• Phanatik@kbin.social
    link
    fedilink
    arrow-up
    8
    arrow-down
    1
    ·
    11 months ago

    There’s a difference between using ChatGPT to help you write a paper and having ChatGPT write the paper for you. One invokes plagiarism which schools/universities are strongly against.

    The problem is being able to differentiate between a paper that’s been written by a human (which may or may not be written with ChatGPT’s assistance) and a paper entirely written by ChatGPT and presented as a student’s own work.

    I want to strongly stress that in the latter situation, it is plagiarism. The argument doesn’t even involve the plagiarism that ChatGPT does. The definition of plagiarism is simple, ChatGPT wrote a paper, you the student did not and you are presenting ChatGPT’s paper as your own, ergo plagiarism.

    • LukeMedia@lemmy.world
      link
      fedilink
      English
      arrow-up
      1
      ·
      10 months ago

      I’m entirely with you on this, but schools are notorious for just banning/hating tools instead of teaching how to properly use the appropriate tools at your disposal. This is just going to be another tool to add to that pile.

      When you never teach students how to properly use tools, the most frequent use you see will be improper or cheating. This just makes schools feel more justified in banning tools.

      I personally think it would be a lot more beneficial not to ban tools, but to actually use tools as a part of education. Tools in many different forms are going to be present throughout life, and while it’s important to understand the core material without the need for assistive tools, it’s also important to know how to use assistive tools.

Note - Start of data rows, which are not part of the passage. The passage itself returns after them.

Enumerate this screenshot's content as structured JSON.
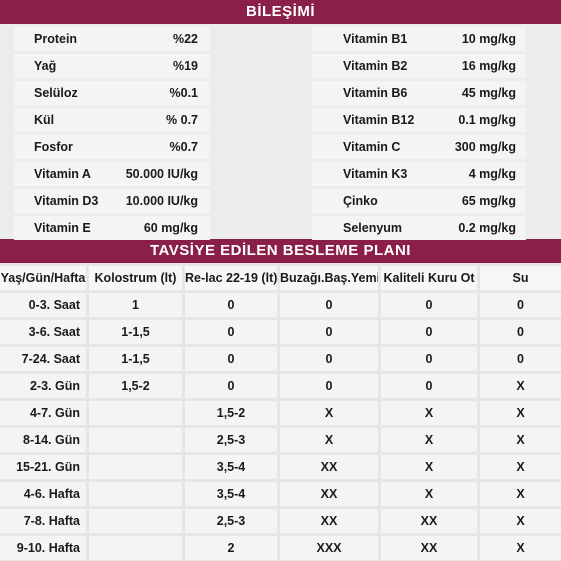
{
  "composition": {
    "title": "BİLEŞİMİ",
    "left": [
      {
        "name": "Protein",
        "value": "%22"
      },
      {
        "name": "Yağ",
        "value": "%19"
      },
      {
        "name": "Selüloz",
        "value": "%0.1"
      },
      {
        "name": "Kül",
        "value": "% 0.7"
      },
      {
        "name": "Fosfor",
        "value": "%0.7"
      },
      {
        "name": "Vitamin A",
        "value": "50.000 IU/kg"
      },
      {
        "name": "Vitamin D3",
        "value": "10.000 IU/kg"
      },
      {
        "name": "Vitamin E",
        "value": "60 mg/kg"
      }
    ],
    "right": [
      {
        "name": "Vitamin B1",
        "value": "10 mg/kg"
      },
      {
        "name": "Vitamin B2",
        "value": "16 mg/kg"
      },
      {
        "name": "Vitamin B6",
        "value": "45 mg/kg"
      },
      {
        "name": "Vitamin B12",
        "value": "0.1 mg/kg"
      },
      {
        "name": "Vitamin C",
        "value": "300 mg/kg"
      },
      {
        "name": "Vitamin K3",
        "value": "4 mg/kg"
      },
      {
        "name": "Çinko",
        "value": "65 mg/kg"
      },
      {
        "name": "Selenyum",
        "value": "0.2 mg/kg"
      }
    ]
  },
  "plan": {
    "title": "TAVSİYE EDİLEN BESLEME PLANI",
    "headers": [
      "Yaş/Gün/Hafta",
      "Kolostrum (lt)",
      "Re-lac 22-19 (lt)",
      "Buzağı.Baş.Yemi",
      "Kaliteli Kuru Ot",
      "Su"
    ],
    "rows": [
      [
        "0-3. Saat",
        "1",
        "0",
        "0",
        "0",
        "0"
      ],
      [
        "3-6. Saat",
        "1-1,5",
        "0",
        "0",
        "0",
        "0"
      ],
      [
        "7-24. Saat",
        "1-1,5",
        "0",
        "0",
        "0",
        "0"
      ],
      [
        "2-3. Gün",
        "1,5-2",
        "0",
        "0",
        "0",
        "X"
      ],
      [
        "4-7. Gün",
        "",
        "1,5-2",
        "X",
        "X",
        "X"
      ],
      [
        "8-14. Gün",
        "",
        "2,5-3",
        "X",
        "X",
        "X"
      ],
      [
        "15-21. Gün",
        "",
        "3,5-4",
        "XX",
        "X",
        "X"
      ],
      [
        "4-6. Hafta",
        "",
        "3,5-4",
        "XX",
        "X",
        "X"
      ],
      [
        "7-8. Hafta",
        "",
        "2,5-3",
        "XX",
        "XX",
        "X"
      ],
      [
        "9-10. Hafta",
        "",
        "2",
        "XXX",
        "XX",
        "X"
      ]
    ]
  },
  "colors": {
    "accent": "#8a1f47"
  }
}
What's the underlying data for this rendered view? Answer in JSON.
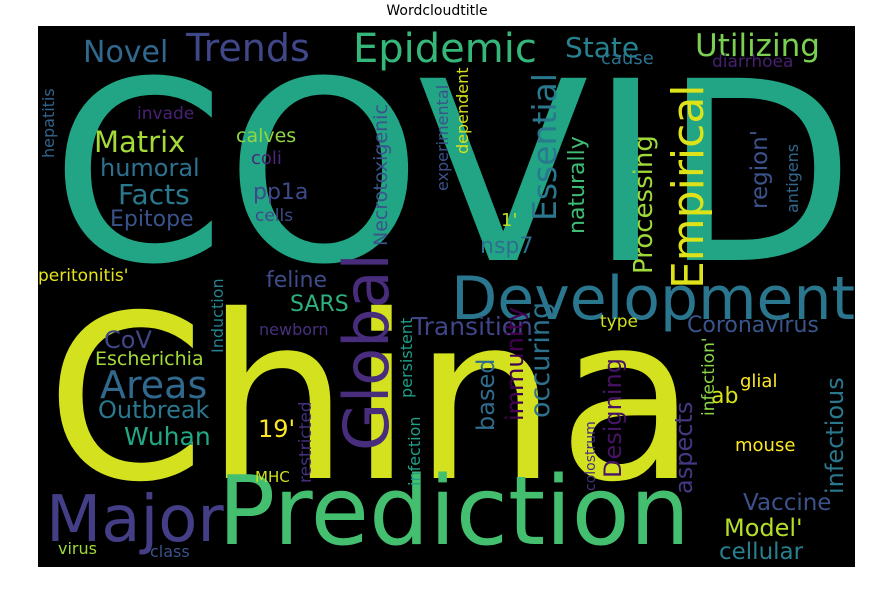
{
  "chart_data": {
    "type": "wordcloud",
    "title": "Wordcloudtitle",
    "words": [
      {
        "text": "COVID",
        "color": "#21a585"
      },
      {
        "text": "China",
        "color": "#d3e11e"
      },
      {
        "text": "Prediction",
        "color": "#44bf70"
      },
      {
        "text": "Development",
        "color": "#2a768e"
      },
      {
        "text": "Major",
        "color": "#433e85"
      },
      {
        "text": "Global",
        "color": "#472d7b"
      },
      {
        "text": "Empirical",
        "color": "#dde318"
      },
      {
        "text": "Epidemic",
        "color": "#35b779"
      },
      {
        "text": "Trends",
        "color": "#3f4788"
      },
      {
        "text": "Utilizing",
        "color": "#7ad151"
      },
      {
        "text": "Novel",
        "color": "#31688e"
      },
      {
        "text": "State",
        "color": "#26828e"
      },
      {
        "text": "Areas",
        "color": "#31688e"
      },
      {
        "text": "Essential",
        "color": "#2a788e"
      },
      {
        "text": "Processing",
        "color": "#9fda3a"
      },
      {
        "text": "Matrix",
        "color": "#a5db36"
      },
      {
        "text": "humoral",
        "color": "#2c718e"
      },
      {
        "text": "Facts",
        "color": "#2a788e"
      },
      {
        "text": "Epitope",
        "color": "#3b528b"
      },
      {
        "text": "pp1a",
        "color": "#3e4989"
      },
      {
        "text": "calves",
        "color": "#90d743"
      },
      {
        "text": "coli",
        "color": "#482878"
      },
      {
        "text": "cells",
        "color": "#3e4a89"
      },
      {
        "text": "invade",
        "color": "#482173"
      },
      {
        "text": "hepatitis",
        "color": "#33638d"
      },
      {
        "text": "Necrotoxigenic",
        "color": "#3b528b"
      },
      {
        "text": "experimental",
        "color": "#3b528b"
      },
      {
        "text": "dependent",
        "color": "#d8e219"
      },
      {
        "text": "cause",
        "color": "#2d708e"
      },
      {
        "text": "diarrhoea",
        "color": "#481f70"
      },
      {
        "text": "region'",
        "color": "#3b528b"
      },
      {
        "text": "antigens",
        "color": "#31688e"
      },
      {
        "text": "naturally",
        "color": "#3dbc74"
      },
      {
        "text": "1'",
        "color": "#c2df23"
      },
      {
        "text": "nsp7",
        "color": "#2d708e"
      },
      {
        "text": "peritonitis'",
        "color": "#e5e419"
      },
      {
        "text": "Induction",
        "color": "#25838e"
      },
      {
        "text": "persistent",
        "color": "#1f9e89"
      },
      {
        "text": "feline",
        "color": "#3e4c8a"
      },
      {
        "text": "SARS",
        "color": "#2db27d"
      },
      {
        "text": "Transition",
        "color": "#404588"
      },
      {
        "text": "Coronavirus",
        "color": "#39558c"
      },
      {
        "text": "CoV",
        "color": "#3f4788"
      },
      {
        "text": "Escherichia",
        "color": "#a5db36"
      },
      {
        "text": "newborn",
        "color": "#46307e"
      },
      {
        "text": "type",
        "color": "#d0e11c"
      },
      {
        "text": "immunity",
        "color": "#440154"
      },
      {
        "text": "occuring",
        "color": "#2c728e"
      },
      {
        "text": "based",
        "color": "#2f6c8e"
      },
      {
        "text": "Designing",
        "color": "#471365"
      },
      {
        "text": "aspects",
        "color": "#453781"
      },
      {
        "text": "ab",
        "color": "#d8e219"
      },
      {
        "text": "infection'",
        "color": "#8bd646"
      },
      {
        "text": "glial",
        "color": "#fde725"
      },
      {
        "text": "infectious",
        "color": "#2a788e"
      },
      {
        "text": "Outbreak",
        "color": "#2a788e"
      },
      {
        "text": "Wuhan",
        "color": "#22a884"
      },
      {
        "text": "19'",
        "color": "#fde725"
      },
      {
        "text": "restricted",
        "color": "#472f7d"
      },
      {
        "text": "infection",
        "color": "#1fa188"
      },
      {
        "text": "colostrum",
        "color": "#46307e"
      },
      {
        "text": "mouse",
        "color": "#fde725"
      },
      {
        "text": "MHC",
        "color": "#d0e11c"
      },
      {
        "text": "Vaccine",
        "color": "#3b528b"
      },
      {
        "text": "Model'",
        "color": "#b5de2b"
      },
      {
        "text": "cellular",
        "color": "#27808e"
      },
      {
        "text": "virus",
        "color": "#9fda3a"
      },
      {
        "text": "class",
        "color": "#3b528b"
      }
    ]
  }
}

      But I don’t have any evidence for this, it’s just an opinion formed by what I’ve seen, experienced, and heard corroborated by others.

      • olmec@lemm.ee
        link
        fedilink
        English
        arrow-up
        1
        ·
        10 months ago

        Correct me if I am wrong with current teaching methods, but I feel like the way you outlined things is how school is taught. Calculators were “banned” until about 6th grade, because we were learning the rules of math. Sure, we could give calculators to 3rd graders, but they will learn that 2 + 2 = 4 because the calculator said so, and not because they worked it out. Calculators were allowed once you get into geometry and algebra, where the actual calculation is merely a mechanism for the logical thinking you are learning. Finding the answer to 5/7 is so trivially important to finding that that value for X is what makes Y = 0.

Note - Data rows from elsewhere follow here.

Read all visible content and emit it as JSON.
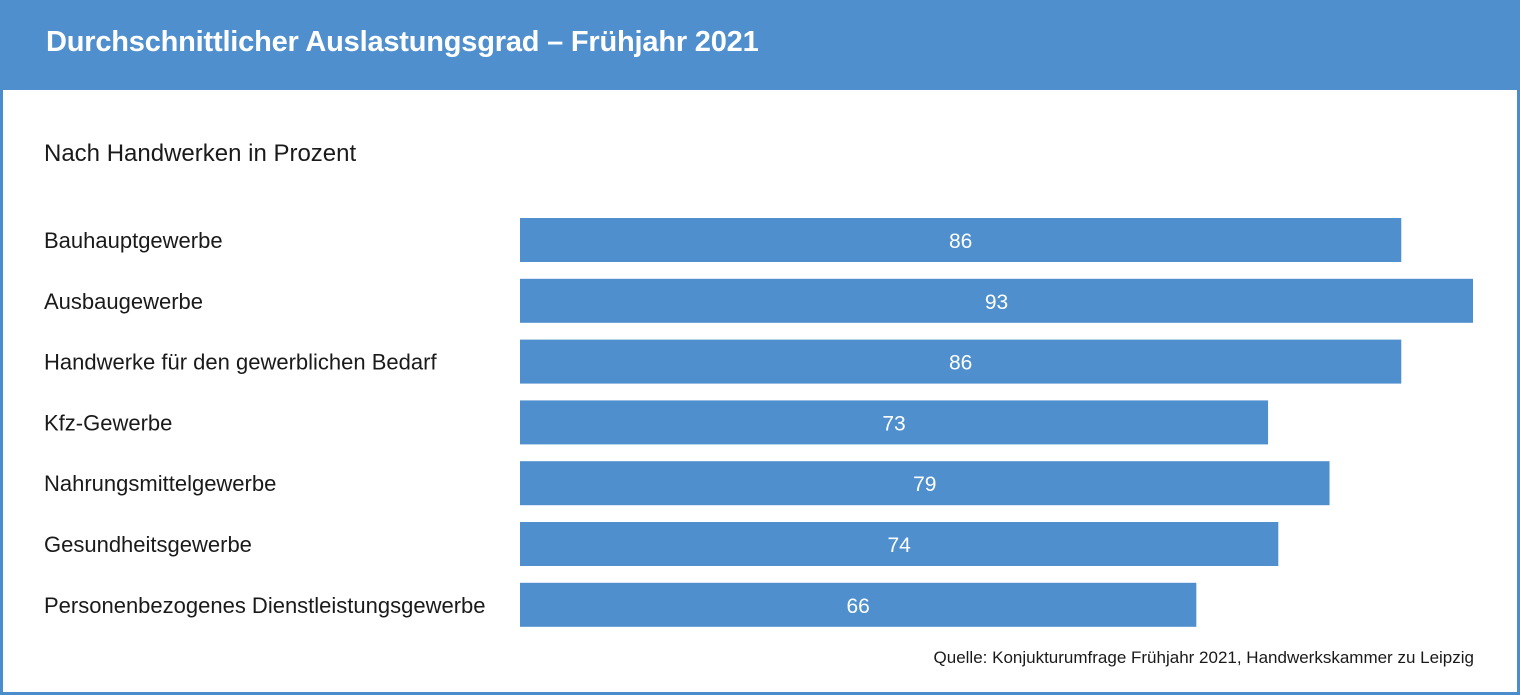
{
  "header": {
    "title": "Durchschnittlicher Auslastungsgrad – Frühjahr 2021"
  },
  "colors": {
    "header": "#4f8fcd",
    "bar": "#4f8fcd",
    "border": "#4a8ccc"
  },
  "chart_data": {
    "type": "bar",
    "orientation": "horizontal",
    "subtitle": "Nach Handwerken in Prozent",
    "categories": [
      "Bauhauptgewerbe",
      "Ausbaugewerbe",
      "Handwerke für den gewerblichen Bedarf",
      "Kfz-Gewerbe",
      "Nahrungsmittelgewerbe",
      "Gesundheitsgewerbe",
      "Personenbezogenes Dienstleistungsgewerbe"
    ],
    "values": [
      86,
      93,
      86,
      73,
      79,
      74,
      66
    ],
    "data_labels": [
      "86",
      "93",
      "86",
      "73",
      "79",
      "74",
      "66"
    ],
    "xlim": [
      0,
      93
    ],
    "grid": false,
    "legend": "none",
    "source": "Quelle: Konjukturumfrage Frühjahr 2021, Handwerkskammer zu Leipzig"
  }
}
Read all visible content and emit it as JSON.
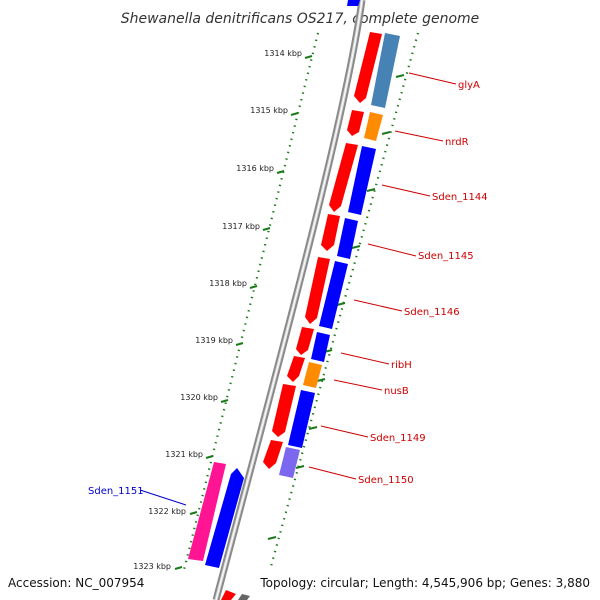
{
  "title": "Shewanella denitrificans OS217, complete genome",
  "footer": {
    "accession": "Accession: NC_007954",
    "summary": "Topology: circular; Length: 4,545,906 bp; Genes: 3,880"
  },
  "colors": {
    "forward_gene": "#ff0000",
    "reverse_gene": "#0000ff",
    "rna_gene": "#ff8c00",
    "other_gene": "#4682b4",
    "pseudo_gene": "#7b68ee",
    "highlight_gene": "#ff1493",
    "label_red": "#cc0000",
    "label_blue": "#0000cc",
    "tick_marks": "#1a7a1a",
    "backbone": "#888888"
  },
  "ticks": [
    {
      "label": "1314 kbp"
    },
    {
      "label": "1315 kbp"
    },
    {
      "label": "1316 kbp"
    },
    {
      "label": "1317 kbp"
    },
    {
      "label": "1318 kbp"
    },
    {
      "label": "1319 kbp"
    },
    {
      "label": "1320 kbp"
    },
    {
      "label": "1321 kbp"
    },
    {
      "label": "1322 kbp"
    },
    {
      "label": "1323 kbp"
    }
  ],
  "gene_labels": [
    {
      "name": "glyA",
      "color": "#cc0000"
    },
    {
      "name": "nrdR",
      "color": "#cc0000"
    },
    {
      "name": "Sden_1144",
      "color": "#cc0000"
    },
    {
      "name": "Sden_1145",
      "color": "#cc0000"
    },
    {
      "name": "Sden_1146",
      "color": "#cc0000"
    },
    {
      "name": "ribH",
      "color": "#cc0000"
    },
    {
      "name": "nusB",
      "color": "#cc0000"
    },
    {
      "name": "Sden_1149",
      "color": "#cc0000"
    },
    {
      "name": "Sden_1150",
      "color": "#cc0000"
    },
    {
      "name": "Sden_1151",
      "color": "#0000cc"
    }
  ],
  "gene_blocks": [
    {
      "id": "outer-upper-red-1",
      "color": "#ff0000"
    },
    {
      "id": "outer-upper-red-2",
      "color": "#ff0000"
    },
    {
      "id": "outer-upper-red-3",
      "color": "#ff0000"
    },
    {
      "id": "outer-upper-red-4",
      "color": "#ff0000"
    },
    {
      "id": "outer-upper-red-5",
      "color": "#ff0000"
    },
    {
      "id": "outer-upper-red-6",
      "color": "#ff0000"
    },
    {
      "id": "outer-upper-red-7",
      "color": "#ff0000"
    },
    {
      "id": "outer-upper-red-8",
      "color": "#ff0000"
    },
    {
      "id": "outer-upper-red-9",
      "color": "#ff0000"
    },
    {
      "id": "outer-upper-red-10",
      "color": "#ff0000"
    },
    {
      "id": "inner-upper-steelblue",
      "color": "#4682b4"
    },
    {
      "id": "inner-upper-orange-1",
      "color": "#ff8c00"
    },
    {
      "id": "inner-upper-blue-1",
      "color": "#0000ff"
    },
    {
      "id": "inner-upper-blue-2",
      "color": "#0000ff"
    },
    {
      "id": "inner-upper-blue-3",
      "color": "#0000ff"
    },
    {
      "id": "inner-upper-blue-4",
      "color": "#0000ff"
    },
    {
      "id": "inner-upper-orange-2",
      "color": "#ff8c00"
    },
    {
      "id": "inner-upper-blue-5",
      "color": "#0000ff"
    },
    {
      "id": "inner-upper-purple",
      "color": "#7b68ee"
    },
    {
      "id": "lower-pink",
      "color": "#ff1493"
    },
    {
      "id": "lower-blue",
      "color": "#0000ff"
    }
  ]
}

        I am not close to the education sector, but I imagine LLM are going to be used similarly, we just don’t have the best way laid out yet. I can totally see a scenario, where in 2030, students have to write and edit their own papers until they reach grade 6 or so. Then, rather than writing a paper which tests all your language arts skills, you will proof-read 3 different papers written by LMM, with a hyper focus on one skill set. One week, it may be active vs passive voice, or using gerunds correctly. Just like with math and the calculator, you will move beyond learning the mechanics of reading and writing, and focus on composing thoughts in a clear manner. This doesn’t seem like a reach, we just don’t have curriculum ready to take advantage of it yet.